ENGLAND won the World Cup in 1966. I know that because somebody told me about it once. Scotland marked the achievement by going down to Wembley and reminding them that their hard-won global supremacy didn't automatically mean that they were the best team on the island.

Some 50 years on, these two Auld Enemies are scheduled to renew acquaintances in the qualifying campaign for the World Cup 2018 in Russia. No team should ever be beaten going in to a football match, and with Gordon Strachan in charge, Scotland surely won't be. But there are signs that England are again mustering a squad of players capable of jousting for the major honours on the world stage, and little to suggest that their friends in the north will be able to stage a repeat performance of their 1967 heroics.
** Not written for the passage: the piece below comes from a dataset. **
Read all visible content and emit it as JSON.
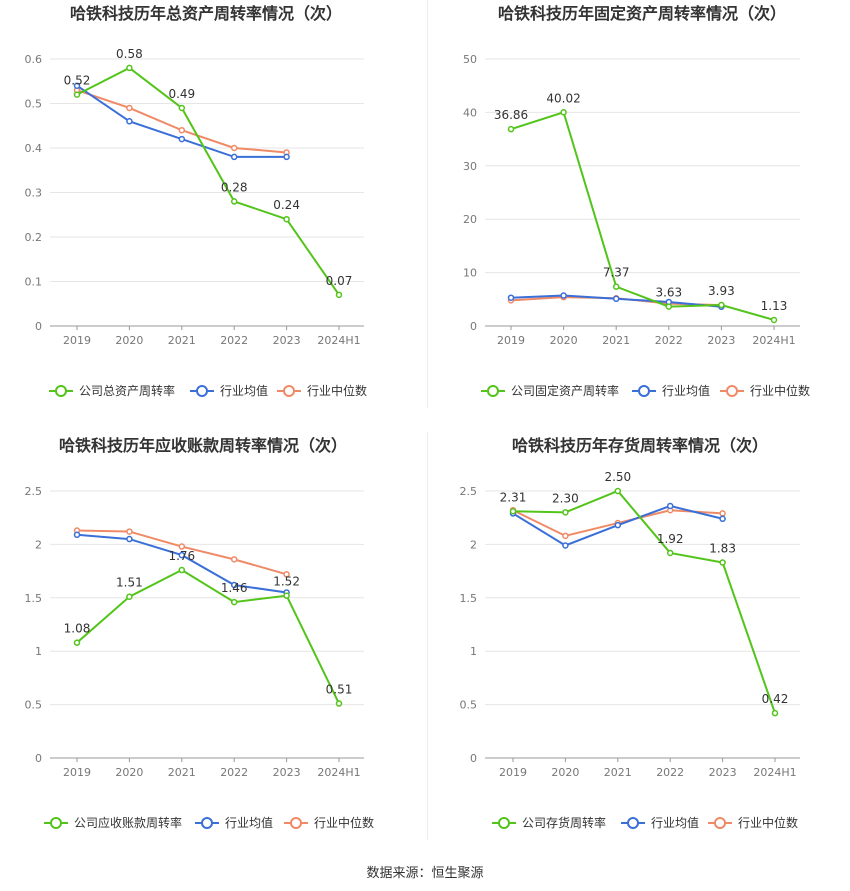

England will find the conditions in France next summer comfortable - London is as southerly as Paris - and will be followed by a large travelling support. Moreover, viewers of Match of the Day each week will notice an ever-increasing number of talented young English players capable of competing amongst the highly-paid world suuperstars at the sharp end of the Premiership. Two seasons back I watched an England Under-21 side demolish their Scottish counterparts at Bramall Lane and the fortunes of the respective groups of players since then has become even more marked.

John Stones and Ross Barkley have become mainstays at Everton, benefiting from regular first team football at a club who have used their new-found TV money to resist the advances of richer suitors. Raheem Sterling, arguably the most electric talent of the bunch, is now mixing it at Manchester City having nearly inspired Liverpool to the title. Nathaniel Chalobah, then of Chelsea, has quietly moved on-loan to Rafa Benitez's Lazio, where he is getting the kind of first team football at an exalted continental level which Ryan Gauld can only dream of.

There are others besides. Eric Dier, Gauld's one time-team-mate at Sporting in Lisbon, is holding down a holding role at Tottenham Hotspur, while Dele Alli pulls up trees as a modern, all-purpose midfielder alongside him and Harry Kane an eye-catching addition to the striking ranks. Chris Smalling is a genuine bright spark in the Louis van Gaal malaise at Manchester United, while his team-mate Wayne Rooney, goalkeeper Joe Hart and James Milner could provide some experience. Alex Oxlade-Chamberlain and Theo Walcott are already operating at a high level and Jack Wilshere could back into consideration too. Roy Hodgson is a canny old coach who is gradually pulling things in the right direction. Qualification for 2016, as usual, was a doddle.

While you must always be wary of the hype machine in the Premier League in England, this emerging generation may yet prove to be England's golden one. The summer of 2016 may be too soon for them, and a tough looking group including that other product of the Premiership academies, Gareth Bale, doesn't exactly help their cause. But make no mistake: the English are coming. And Scotland will have to get their act together if they are not to bear the brunt of it in qualifying for World Cup 2018.